Using AI to Annotate Viral Proteins

Using AI to Annotate Viral Proteins

Viruses are abundant in nature and have wide-ranging impacts as killers and manipulators of their bacterial hosts in every environment yet studied. Annotating viral proteins often involves collecting environmental samples and sequencing their amino acids to determine their structure, function, and diversity. However, annotation of “virus-like” protein sequences currently relies on alignment-based sequencing methods (i.e., comparing the sequences of newly discovered proteins with already-annotated viral proteins) that are hobbled by a severe lack of well-characterized viral proteins.

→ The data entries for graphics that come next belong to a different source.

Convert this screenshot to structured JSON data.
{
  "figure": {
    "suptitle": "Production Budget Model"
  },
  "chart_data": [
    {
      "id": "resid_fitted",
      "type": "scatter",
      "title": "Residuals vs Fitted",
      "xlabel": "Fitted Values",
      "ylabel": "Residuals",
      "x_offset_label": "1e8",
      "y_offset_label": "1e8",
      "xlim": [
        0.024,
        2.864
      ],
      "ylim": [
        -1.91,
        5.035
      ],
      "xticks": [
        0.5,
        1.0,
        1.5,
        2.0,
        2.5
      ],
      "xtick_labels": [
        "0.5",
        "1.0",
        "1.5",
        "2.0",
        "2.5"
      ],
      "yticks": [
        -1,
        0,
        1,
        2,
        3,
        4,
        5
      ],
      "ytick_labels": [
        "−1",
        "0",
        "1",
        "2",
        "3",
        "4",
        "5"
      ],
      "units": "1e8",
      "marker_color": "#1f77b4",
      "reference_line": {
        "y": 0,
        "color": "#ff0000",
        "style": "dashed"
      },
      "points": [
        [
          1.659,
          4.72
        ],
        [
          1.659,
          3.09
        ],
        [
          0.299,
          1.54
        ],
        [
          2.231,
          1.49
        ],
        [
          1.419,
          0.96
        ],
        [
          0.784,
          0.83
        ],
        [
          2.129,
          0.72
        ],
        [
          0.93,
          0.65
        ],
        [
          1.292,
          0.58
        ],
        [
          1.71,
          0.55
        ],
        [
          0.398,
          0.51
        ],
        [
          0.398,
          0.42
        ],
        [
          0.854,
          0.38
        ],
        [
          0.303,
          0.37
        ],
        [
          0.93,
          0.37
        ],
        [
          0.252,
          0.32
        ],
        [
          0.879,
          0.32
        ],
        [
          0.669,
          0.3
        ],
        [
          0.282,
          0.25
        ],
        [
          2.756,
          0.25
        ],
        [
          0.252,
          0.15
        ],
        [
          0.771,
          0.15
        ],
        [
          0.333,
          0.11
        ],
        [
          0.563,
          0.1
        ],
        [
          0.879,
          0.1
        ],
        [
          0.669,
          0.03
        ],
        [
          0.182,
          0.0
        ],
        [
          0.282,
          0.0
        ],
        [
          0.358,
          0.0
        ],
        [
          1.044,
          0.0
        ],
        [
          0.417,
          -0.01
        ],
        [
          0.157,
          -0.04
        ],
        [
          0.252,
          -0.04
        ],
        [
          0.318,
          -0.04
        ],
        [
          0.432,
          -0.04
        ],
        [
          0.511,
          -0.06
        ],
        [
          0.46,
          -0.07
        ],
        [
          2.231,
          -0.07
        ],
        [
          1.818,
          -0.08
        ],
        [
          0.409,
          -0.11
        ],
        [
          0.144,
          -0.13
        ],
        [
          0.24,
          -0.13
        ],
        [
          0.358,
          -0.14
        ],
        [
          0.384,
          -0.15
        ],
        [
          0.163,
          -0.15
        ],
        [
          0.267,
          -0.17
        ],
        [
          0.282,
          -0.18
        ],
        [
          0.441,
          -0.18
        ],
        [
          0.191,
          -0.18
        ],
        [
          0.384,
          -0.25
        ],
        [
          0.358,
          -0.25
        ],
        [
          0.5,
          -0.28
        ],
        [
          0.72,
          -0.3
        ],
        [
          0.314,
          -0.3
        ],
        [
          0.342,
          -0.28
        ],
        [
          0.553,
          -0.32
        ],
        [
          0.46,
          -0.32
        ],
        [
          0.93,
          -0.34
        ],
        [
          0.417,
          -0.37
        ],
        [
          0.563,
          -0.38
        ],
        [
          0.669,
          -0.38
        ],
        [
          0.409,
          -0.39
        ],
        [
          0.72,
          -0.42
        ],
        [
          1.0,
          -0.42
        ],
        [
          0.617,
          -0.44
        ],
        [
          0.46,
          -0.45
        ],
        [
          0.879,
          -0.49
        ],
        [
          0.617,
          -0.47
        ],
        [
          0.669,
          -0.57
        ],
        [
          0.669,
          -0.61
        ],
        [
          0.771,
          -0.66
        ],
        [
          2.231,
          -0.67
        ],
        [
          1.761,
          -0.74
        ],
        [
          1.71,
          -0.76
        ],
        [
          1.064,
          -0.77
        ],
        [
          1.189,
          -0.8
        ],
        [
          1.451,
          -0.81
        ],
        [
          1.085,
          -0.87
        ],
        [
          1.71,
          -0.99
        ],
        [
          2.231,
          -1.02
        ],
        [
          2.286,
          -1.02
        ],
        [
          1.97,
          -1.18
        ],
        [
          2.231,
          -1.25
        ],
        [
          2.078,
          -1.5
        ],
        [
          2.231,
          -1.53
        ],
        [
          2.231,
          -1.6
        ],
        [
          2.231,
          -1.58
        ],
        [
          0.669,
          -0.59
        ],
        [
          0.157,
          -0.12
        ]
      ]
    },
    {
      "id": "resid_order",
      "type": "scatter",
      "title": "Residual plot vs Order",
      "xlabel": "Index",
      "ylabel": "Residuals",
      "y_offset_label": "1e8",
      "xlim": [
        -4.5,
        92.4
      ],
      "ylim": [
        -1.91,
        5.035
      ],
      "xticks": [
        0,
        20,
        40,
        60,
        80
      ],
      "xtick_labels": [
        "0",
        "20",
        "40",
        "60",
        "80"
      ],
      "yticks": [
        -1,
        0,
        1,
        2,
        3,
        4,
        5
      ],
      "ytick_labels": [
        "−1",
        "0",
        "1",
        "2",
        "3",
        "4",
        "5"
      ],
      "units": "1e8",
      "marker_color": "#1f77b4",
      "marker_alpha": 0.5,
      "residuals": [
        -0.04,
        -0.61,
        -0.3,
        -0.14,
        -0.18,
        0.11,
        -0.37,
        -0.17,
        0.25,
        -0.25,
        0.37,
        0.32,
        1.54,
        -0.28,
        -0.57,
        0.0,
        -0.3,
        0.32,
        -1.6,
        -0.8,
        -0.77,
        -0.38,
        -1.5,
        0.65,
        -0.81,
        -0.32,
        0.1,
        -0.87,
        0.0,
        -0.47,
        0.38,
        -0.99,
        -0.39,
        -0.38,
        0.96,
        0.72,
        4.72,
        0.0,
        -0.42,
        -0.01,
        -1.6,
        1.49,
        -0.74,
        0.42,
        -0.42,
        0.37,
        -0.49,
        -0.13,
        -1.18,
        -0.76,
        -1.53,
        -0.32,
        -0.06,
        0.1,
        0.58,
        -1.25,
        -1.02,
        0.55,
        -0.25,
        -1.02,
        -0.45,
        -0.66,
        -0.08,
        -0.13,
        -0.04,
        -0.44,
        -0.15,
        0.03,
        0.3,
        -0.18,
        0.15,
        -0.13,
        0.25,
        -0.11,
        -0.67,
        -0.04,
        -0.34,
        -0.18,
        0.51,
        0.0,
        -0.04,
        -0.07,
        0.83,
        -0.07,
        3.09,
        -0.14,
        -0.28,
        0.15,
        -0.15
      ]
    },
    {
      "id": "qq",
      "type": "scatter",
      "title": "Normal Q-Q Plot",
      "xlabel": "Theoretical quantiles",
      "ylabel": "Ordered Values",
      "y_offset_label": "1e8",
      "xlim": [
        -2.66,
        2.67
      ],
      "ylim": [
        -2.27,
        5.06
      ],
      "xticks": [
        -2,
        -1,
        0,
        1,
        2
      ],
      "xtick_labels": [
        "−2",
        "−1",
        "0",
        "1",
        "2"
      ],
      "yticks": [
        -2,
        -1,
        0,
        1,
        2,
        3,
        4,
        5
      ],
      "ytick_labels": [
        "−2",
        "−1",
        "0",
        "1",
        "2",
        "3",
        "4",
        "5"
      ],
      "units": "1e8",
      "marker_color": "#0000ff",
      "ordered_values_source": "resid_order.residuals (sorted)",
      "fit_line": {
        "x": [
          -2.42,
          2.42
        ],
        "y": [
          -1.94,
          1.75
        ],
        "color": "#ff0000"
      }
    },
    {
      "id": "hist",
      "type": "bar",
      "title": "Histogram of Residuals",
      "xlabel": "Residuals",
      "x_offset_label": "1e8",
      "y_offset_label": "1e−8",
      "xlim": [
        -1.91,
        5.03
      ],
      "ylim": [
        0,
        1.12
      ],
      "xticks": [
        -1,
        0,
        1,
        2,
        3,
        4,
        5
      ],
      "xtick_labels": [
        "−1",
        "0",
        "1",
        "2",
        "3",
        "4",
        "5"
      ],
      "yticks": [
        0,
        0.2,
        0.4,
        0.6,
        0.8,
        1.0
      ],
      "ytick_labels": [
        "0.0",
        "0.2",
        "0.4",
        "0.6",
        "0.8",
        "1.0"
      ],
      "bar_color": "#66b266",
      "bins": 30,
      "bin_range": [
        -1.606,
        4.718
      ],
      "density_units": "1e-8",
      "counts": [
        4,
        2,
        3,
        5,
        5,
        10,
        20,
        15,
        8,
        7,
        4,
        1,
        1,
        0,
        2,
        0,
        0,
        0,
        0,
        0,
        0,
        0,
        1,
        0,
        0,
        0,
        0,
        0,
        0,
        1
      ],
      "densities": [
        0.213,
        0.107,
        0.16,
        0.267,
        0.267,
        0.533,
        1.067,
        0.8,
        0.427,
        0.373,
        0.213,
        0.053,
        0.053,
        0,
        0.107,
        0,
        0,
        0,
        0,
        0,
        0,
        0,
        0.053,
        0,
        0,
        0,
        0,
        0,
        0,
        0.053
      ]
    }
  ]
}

In research published online on January 29 in Nature Microbiology, Libusha Kelly, Ph.D., and colleagues investigated whether large, artificial-intelligence-based protein language models—similar to ChatGPT but for proteins—could be used to annotate viral proteins that can’t be annotated using current methods. When their ChatGPT-like model was applied to global ocean virome data, it expanded the annotated fraction of viral protein families by 29%. When applied to previously unannotated viral protein sequences, the protein language model identified an integrase (a viral enzyme that integrates viral DNA into host cell DNA) and a protein that forms part of the capsid shell of viruses, both of which are widespread in the global oceans. This novel application of language models to biology lays the groundwork for using similar models to improve protein annotation across other biological systems.

Dr. Kelly is an associate professor of systems & computational biology and of microbiology & immunology at Einstein, and a member of the National Cancer Institute–designated Montefiore Einstein Comprehensive Cancer Center.